Maka kalau quota dipangkas 50%, waktu tunggu itu akan menjadi 58,90 tahun…
Kalau itu jadi direalisasikan, sementara Angka Harapan Hidup (AHH) orang Indonesia menurut Biro Pusat Statistik adalah 70,32 tahun untuk laki-laki dan 74,21 tahun untuk perempuan*³ dan usia minimum untuk mendaftar ḥajji adalah 12 tahun*⁴…
Maka artinya apa?
Artinya, "sebagian besar" yang sudah mendaftar TIDAK AKAN bisa berangkat.
Karena orang yang mampu mendaftar kebanyakan adalah setelah bekerja, dan itu biasanya di atas usia 25 tahun. Bahkan kalaupun didaftarkan oleh orangtuanya dari sejak usia 12 tahun, maka secara AHH tidak bisa berangkat.
Iya memang porsi ḥajji itu bisa "diwariskan"*⁵… namun bukankah orang yang mendaftar itu pastinya inginnya dirinya sendiri yang berangkat ḥajji, bukan anak cucunya yang menggantikannya.
Sudahlah, hapuskan saja sistem rusak daftar bayar 25 juta untuk dapat quota ini. Kembalikan saja ke sistem siapa mampu, daftar dan langsung bayar full. Karena bukankah dasar ḥukumnya ḥajji ini sangat jelas di dalam al-Qur-ān:
وَلِلَّـهِ عَلَى ٱلنَّاسِ حِجُّ ٱلۡبَيۡتِ مَنِ ٱسۡتَطَاعَ إِلَيۡهِ سَبِيلًاۚ
(arti) _“Dan (di antara) kewajiban manusia terhadap Allōh adalah melaksanakan ìbādah ḥajji ke Baitullōh, yaitu bagi orang-orang yang mampu mengadakan perjalanan ke sana.”_ [QS Āli Ìmrōn (3) ayat 97].

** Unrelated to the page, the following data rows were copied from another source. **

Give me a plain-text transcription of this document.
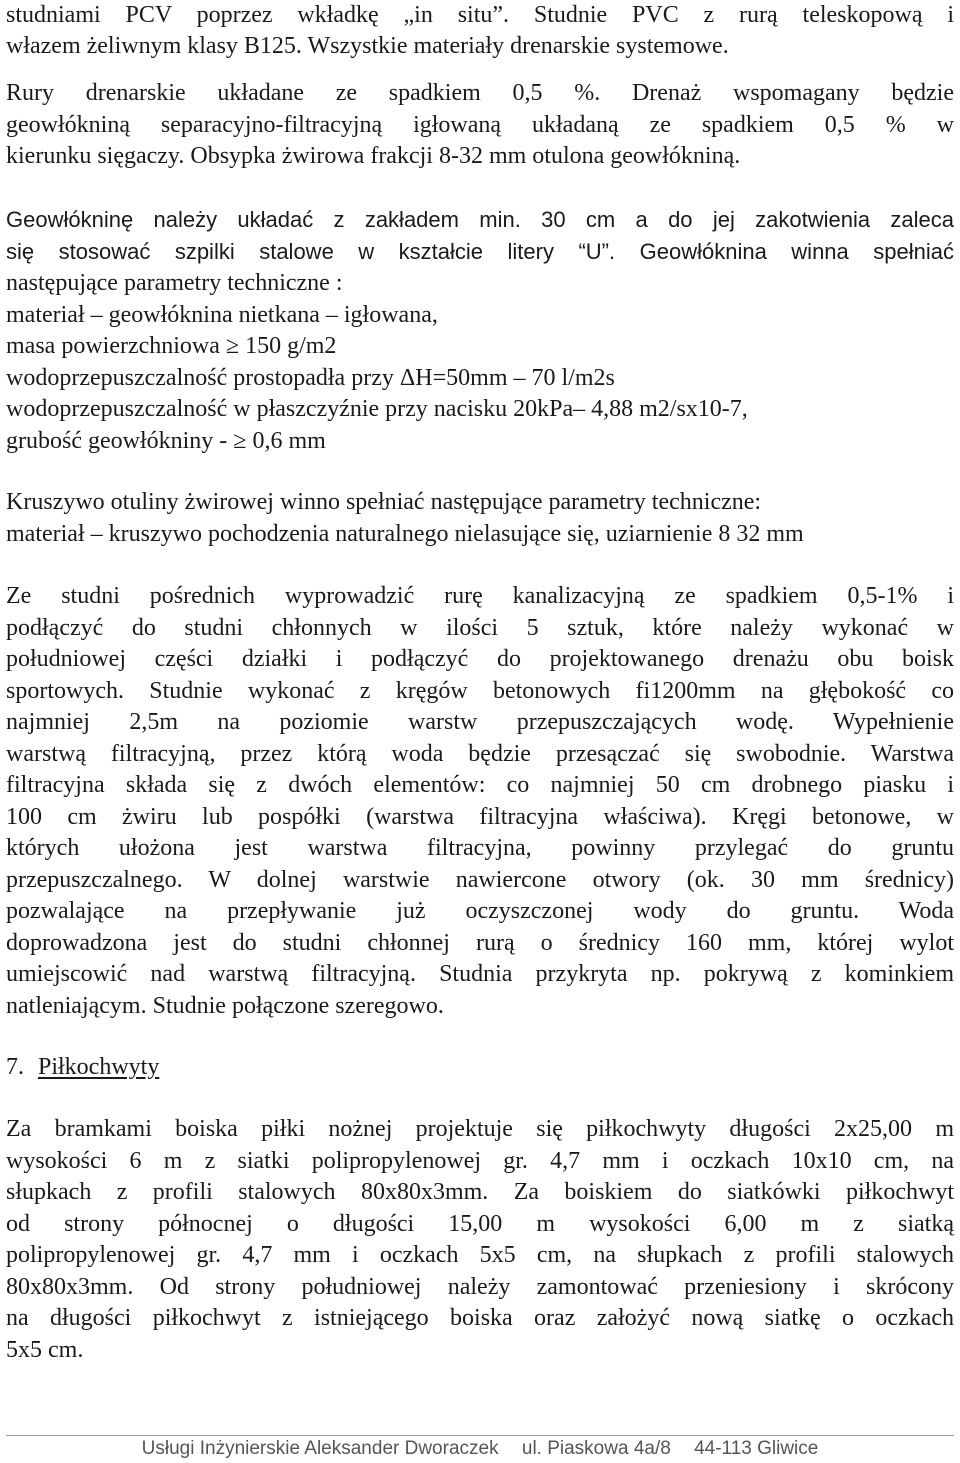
studniami PCV poprzez wkładkę „in situ”. Studnie PVC z rurą teleskopową i
włazem żeliwnym klasy B125. Wszystkie materiały drenarskie systemowe.
Rury drenarskie układane ze spadkiem 0,5 %. Drenaż wspomagany będzie
geowłókniną separacyjno-filtracyjną igłowaną układaną ze spadkiem 0,5 % w
kierunku sięgaczy. Obsypka żwirowa frakcji 8-32 mm otulona geowłókniną.
Geowłókninę należy układać z zakładem min. 30 cm a do jej zakotwienia zaleca
się stosować szpilki stalowe w kształcie litery “U”. Geowłóknina winna spełniać
następujące parametry techniczne :
materiał – geowłóknina nietkana – igłowana,
masa powierzchniowa ≥ 150 g/m2
wodoprzepuszczalność prostopadła przy ΔH=50mm – 70 l/m2s
wodoprzepuszczalność w płaszczyźnie przy nacisku 20kPa– 4,88 m2/sx10-7,
grubość geowłókniny - ≥ 0,6 mm
Kruszywo otuliny żwirowej winno spełniać następujące parametry techniczne:
materiał – kruszywo pochodzenia naturalnego nielasujące się, uziarnienie 8 32 mm
Ze studni pośrednich wyprowadzić rurę kanalizacyjną ze spadkiem 0,5-1% i
podłączyć do studni chłonnych w ilości 5 sztuk, które należy wykonać w
południowej części działki i podłączyć do projektowanego drenażu obu boisk
sportowych. Studnie wykonać z kręgów betonowych fi1200mm na głębokość co
najmniej 2,5m na poziomie warstw przepuszczających wodę. Wypełnienie
warstwą filtracyjną, przez którą woda będzie przesączać się swobodnie. Warstwa
filtracyjna składa się z dwóch elementów: co najmniej 50 cm drobnego piasku i
100 cm żwiru lub pospółki (warstwa filtracyjna właściwa). Kręgi betonowe, w
których ułożona jest warstwa filtracyjna, powinny przylegać do gruntu
przepuszczalnego. W dolnej warstwie nawiercone otwory (ok. 30 mm średnicy)
pozwalające na przepływanie już oczyszczonej wody do gruntu. Woda
doprowadzona jest do studni chłonnej rurą o średnicy 160 mm, której wylot
umiejscowić nad warstwą filtracyjną. Studnia przykryta np. pokrywą z kominkiem
natleniającym. Studnie połączone szeregowo.
7. Piłkochwyty
Za bramkami boiska piłki nożnej projektuje się piłkochwyty długości 2x25,00 m
wysokości 6 m z siatki polipropylenowej gr. 4,7 mm i oczkach 10x10 cm, na
słupkach z profili stalowych 80x80x3mm. Za boiskiem do siatkówki piłkochwyt
od strony północnej o długości 15,00 m wysokości 6,00 m z siatką
polipropylenowej gr. 4,7 mm i oczkach 5x5 cm, na słupkach z profili stalowych
80x80x3mm. Od strony południowej należy zamontować przeniesiony i skrócony
na długości piłkochwyt z istniejącego boiska oraz założyć nową siatkę o oczkach
5x5 cm.
Usługi Inżynierskie Aleksander Dworaczek ul. Piaskowa 4a/8 44-113 Gliwice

Manistaṭōà ilaihi (arti: memilki kemampuan atasnya) itu adalah multi aspek, yaitu: mampu secara fisik, mampu secara finansial, dan aman selama dalam perjalanan.
Kalau sudah sakit-sakitan, maka itu artinya tidak mampu.
Kalau harus mengutang sana-sini untuk biaya keberangkatan, tidak ada biaya untuk tanggungan yang ditinggalkan selama perjalanan, maka itu artinya tidak mampu.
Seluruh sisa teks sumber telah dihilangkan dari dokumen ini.